Mayor influencia despliega Francisco Javier Sáenz de Oiza que levanta (1950-1954) con Luis Laorga el santuario mariano de Nuestra Señora de Aránzazu en Oñate y en 1954 recibe el Premio Nacional de Arquitectura por su propuesta para Una Capilla en el Camino de Santiago, en colaboración con José Luis Romaní Aranda y el escultor Jorge Oteiza.
Oiza regresa entusiasmado, como más tarde le sucede a Nassio, por los avances tecnológicos y el american way of life, cuyas bondades difunde con su enseñanza.
En ese marco el Altar Mayor de San Nicolás de Bari preludia la precoz madurez de su autor, consagrando un personal mestizaje que localiza en la esencialidad geométrico-estructural su manifiesto fisiológico.
Nassio presenta una visión abstracta (Einfühlung), continua y cromática como gigantesco retablo cósmico de la visión celestial que recogen las Escrituras, entendiendo el templo como el umbral del paraíso, el verdadero símbolo del reino de Dios sobre la tierra. En suma, la Ciudad de Dios, la Jerusalén celeste evocada en el pasaje del Apocalipsis.
El mural interpreta con rigor la traza arquitectónica generando una sucesión de formas y planos con fidelidad a la simbología cuaternaria cristiana, con la que Nassio plasma su particular interpretación del Cosmos.
La afinidad temporal -las cuatro estaciones- y espacial -los puntos cardinales- del esquema cuaternario pagano facilita la interpretación colorista del mural, que se erige en auténtico paradigma de una concepción unitaria de la creación.

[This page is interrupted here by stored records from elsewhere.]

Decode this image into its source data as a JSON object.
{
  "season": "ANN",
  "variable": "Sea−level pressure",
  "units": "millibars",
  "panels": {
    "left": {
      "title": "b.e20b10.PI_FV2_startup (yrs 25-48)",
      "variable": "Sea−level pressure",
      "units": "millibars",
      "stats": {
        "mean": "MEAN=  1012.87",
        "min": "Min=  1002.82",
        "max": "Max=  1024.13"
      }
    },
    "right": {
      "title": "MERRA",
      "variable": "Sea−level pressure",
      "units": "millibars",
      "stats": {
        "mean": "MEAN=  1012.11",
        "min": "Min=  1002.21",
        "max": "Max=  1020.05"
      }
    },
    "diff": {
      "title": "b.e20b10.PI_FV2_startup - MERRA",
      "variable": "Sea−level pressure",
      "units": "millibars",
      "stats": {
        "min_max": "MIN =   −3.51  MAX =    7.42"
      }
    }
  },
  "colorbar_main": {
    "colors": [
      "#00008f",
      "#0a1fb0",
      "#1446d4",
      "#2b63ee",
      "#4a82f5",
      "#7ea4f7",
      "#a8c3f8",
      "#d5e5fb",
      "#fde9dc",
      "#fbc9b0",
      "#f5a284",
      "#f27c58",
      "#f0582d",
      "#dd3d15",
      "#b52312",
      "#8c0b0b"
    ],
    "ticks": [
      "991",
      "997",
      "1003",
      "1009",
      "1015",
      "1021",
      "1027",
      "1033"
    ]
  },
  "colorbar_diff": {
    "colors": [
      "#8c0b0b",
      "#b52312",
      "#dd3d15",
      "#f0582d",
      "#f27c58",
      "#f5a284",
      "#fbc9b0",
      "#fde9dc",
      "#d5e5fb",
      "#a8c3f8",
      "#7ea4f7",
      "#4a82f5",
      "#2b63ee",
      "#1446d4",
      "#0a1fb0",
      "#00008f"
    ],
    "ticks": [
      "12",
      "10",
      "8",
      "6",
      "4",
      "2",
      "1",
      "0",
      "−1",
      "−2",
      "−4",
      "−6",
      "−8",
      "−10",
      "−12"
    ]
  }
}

Toda la capilla anuncia así un discurso bíblico cuyo programa iconográfico acuña la filigrana cerámica plagada de referencias astrológicas y zodiacales en alusión a los cuatro elementos, las cuatro virtudes cardinales, los cuatro jinetes del Apocalipsis, los cuatro ríos del Paraíso,…
De ellos se sirve Nassio para recrear su tetramorfos cosmoísta inspirándose en la visión del profeta Ezequiel que anticipa la de los cuatro ángeles zoomorfos del Apocalipsis de San Juan, tomados de Oriente, que protegen al Pantocrátor.
La figuración se diluye sinuosamente definiendo un paramento que aludiendo a la simbología solar del oculus u ojo que todo lo ve representa la providencia divina, la protectora purificación de los creyentes.
El resultado es un tapiz cerámico que, como soporte narrativo de ideas vinculadas a su primigenio carácter ritual, transciende y subraya las líneas estructurales del santuario reforzando, como en Ronchamp hace Le Corbusier, la representación analógica del barco de la salvación judeocristiana (Noé).